Just in 2012 the state of art result of the dogs vs cats classification was 80%.

I ran it based on an excellent course provided by fast.ai (http://course.fast.ai/).
The competition is organized by Kaggle:
https://www.kaggle.com/c/dogs-vs-cats-redux-kernels-edition

Here's an overview of the approach taken to achieve 90% accuracy.
First, retrieve a publicly available model VGG16, which was prepared by scientists for image recognition competition (for ImageNet). Then remove last layer out of it and replace with Yes / No layer for recognizing cats vs dogs. The remaining layers were set as non trainable. Then run learning process for such model.

The main libraries used here are Keras with Tensorflow backend.

Full code is available on fast.ai website. Here in an overview of the most important parts.
Training code:

import tensorflow as tf
from keras.backend.tensorflow_backend import set_session
config = tf.ConfigProto()
config.allow_soft_placement=True
config.log_device_placement=True
set_session(tf.Session(config=config))

# Import our class, and instantiate
import vgg16; reload(vgg16)
from vgg16 import Vgg16
vgg = Vgg16()

batch_size=16
path = "data/dogscats/"
#path = "data/dogscats/sample/"
batches = vgg.get_batches(path+'train', batch_size=batch_size)
val_batches = vgg.get_batches(path+'valid', batch_size=batch_size)
vgg.finetune(batches)
vgg.fit(batches, val_batches, nb_epoch=1)
vgg.model.save('vgg2.h5')

The code uses vgg.finetune call to update the last layer of the model. Here's how it looks like:

model = self.model
        model.pop()
        for layer in model.layers: layer.trainable=False
        model.add(Dense(num, activation='softmax'))

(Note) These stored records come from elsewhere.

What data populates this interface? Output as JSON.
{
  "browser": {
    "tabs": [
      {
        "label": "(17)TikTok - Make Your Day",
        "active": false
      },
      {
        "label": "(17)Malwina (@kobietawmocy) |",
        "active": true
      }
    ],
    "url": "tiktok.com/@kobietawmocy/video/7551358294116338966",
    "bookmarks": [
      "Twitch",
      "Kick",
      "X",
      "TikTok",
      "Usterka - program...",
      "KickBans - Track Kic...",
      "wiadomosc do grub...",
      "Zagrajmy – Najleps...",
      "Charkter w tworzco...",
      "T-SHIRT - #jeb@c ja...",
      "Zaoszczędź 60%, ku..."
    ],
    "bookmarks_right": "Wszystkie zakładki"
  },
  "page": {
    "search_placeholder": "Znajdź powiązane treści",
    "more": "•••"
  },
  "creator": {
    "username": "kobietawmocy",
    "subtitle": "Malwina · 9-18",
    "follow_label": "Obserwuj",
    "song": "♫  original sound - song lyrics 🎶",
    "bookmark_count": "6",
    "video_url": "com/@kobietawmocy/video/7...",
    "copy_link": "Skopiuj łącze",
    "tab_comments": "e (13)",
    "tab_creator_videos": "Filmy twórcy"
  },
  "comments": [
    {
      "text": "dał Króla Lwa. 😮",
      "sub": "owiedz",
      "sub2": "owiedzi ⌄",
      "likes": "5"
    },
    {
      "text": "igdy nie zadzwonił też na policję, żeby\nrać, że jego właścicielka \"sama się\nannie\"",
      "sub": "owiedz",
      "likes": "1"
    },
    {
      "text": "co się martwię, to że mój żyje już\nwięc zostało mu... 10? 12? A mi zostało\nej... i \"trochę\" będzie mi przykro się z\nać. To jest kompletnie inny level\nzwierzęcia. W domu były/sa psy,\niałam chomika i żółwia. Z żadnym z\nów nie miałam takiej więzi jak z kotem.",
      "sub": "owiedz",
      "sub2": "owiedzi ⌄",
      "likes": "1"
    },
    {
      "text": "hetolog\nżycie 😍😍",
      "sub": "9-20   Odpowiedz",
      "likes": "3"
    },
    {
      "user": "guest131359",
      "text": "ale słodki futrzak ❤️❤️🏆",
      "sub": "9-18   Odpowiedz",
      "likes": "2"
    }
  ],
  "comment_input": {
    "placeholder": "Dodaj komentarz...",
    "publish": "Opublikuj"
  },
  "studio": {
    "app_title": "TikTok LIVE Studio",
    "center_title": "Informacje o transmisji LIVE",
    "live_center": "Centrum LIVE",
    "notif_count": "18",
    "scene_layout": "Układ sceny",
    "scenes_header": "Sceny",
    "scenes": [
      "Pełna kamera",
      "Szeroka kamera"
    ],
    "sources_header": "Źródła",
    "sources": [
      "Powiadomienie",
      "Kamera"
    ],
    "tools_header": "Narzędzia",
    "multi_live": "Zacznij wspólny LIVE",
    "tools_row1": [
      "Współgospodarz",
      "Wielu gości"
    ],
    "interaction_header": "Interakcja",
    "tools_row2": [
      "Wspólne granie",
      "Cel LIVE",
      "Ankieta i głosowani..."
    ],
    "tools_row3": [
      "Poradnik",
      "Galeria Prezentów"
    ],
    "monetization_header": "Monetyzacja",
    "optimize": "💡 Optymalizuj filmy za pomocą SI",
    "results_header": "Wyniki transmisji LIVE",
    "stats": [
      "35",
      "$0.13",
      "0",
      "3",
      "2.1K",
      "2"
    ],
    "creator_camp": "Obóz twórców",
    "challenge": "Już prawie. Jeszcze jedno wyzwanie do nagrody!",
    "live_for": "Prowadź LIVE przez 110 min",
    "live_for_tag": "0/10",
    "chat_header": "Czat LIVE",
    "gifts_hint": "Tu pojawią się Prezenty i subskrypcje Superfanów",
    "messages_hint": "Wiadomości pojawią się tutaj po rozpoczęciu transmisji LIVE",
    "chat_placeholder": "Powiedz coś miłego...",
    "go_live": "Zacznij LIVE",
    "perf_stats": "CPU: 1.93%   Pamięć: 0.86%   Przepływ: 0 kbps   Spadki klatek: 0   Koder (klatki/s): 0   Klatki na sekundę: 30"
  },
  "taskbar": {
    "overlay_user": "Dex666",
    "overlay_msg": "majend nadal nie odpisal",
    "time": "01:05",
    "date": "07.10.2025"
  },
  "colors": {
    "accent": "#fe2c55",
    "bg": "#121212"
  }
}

Next, it trains model using vgg.fit call and saves result to vgg2.h5 file. 

I had to put a few tweaks to the model related to device placement for Tensorflow so it could fit in GPU memory. The last few layers were placed on CPU. Here's the code:

      model = self.model = Sequential()
        model.add(Lambda(vgg_preprocess, input_shape=(3,224,224), output_shape=(3,224,224)))

        with tf.device('/gpu:0'):
            self.ConvBlock(2, 64)
            self.ConvBlock(2, 128)
            self.ConvBlock(3, 256)
            self.ConvBlock(3, 512)
            self.ConvBlock(3, 512)

        with tf.device('/cpu:0'):
            model.add(Flatten())
            self.FCBlock()
            self.FCBlock()
            model.add(Dense(1000, activation='softmax'))

        fname = 'vgg16.h5'
        model.load_weights(get_file(fname, self.FILE_PATH+fname, cache_subdir='models'))


Here's the result of a learning process:

23000/23000 [==============================] - 2103s - loss: 0.5482 - acc: 0.8676 - val_loss: 0.4194 - val_acc: 0.9060

The training process completed in 35 minutes with 90% accuracy on validation set. 

I'm very positively surprised that such powerful machine learning tools are available these days and are runnable on regular computers. Moreover the approach presented by fast.ai is very interesting and resembles natural evolution of intelligence by adding new layers.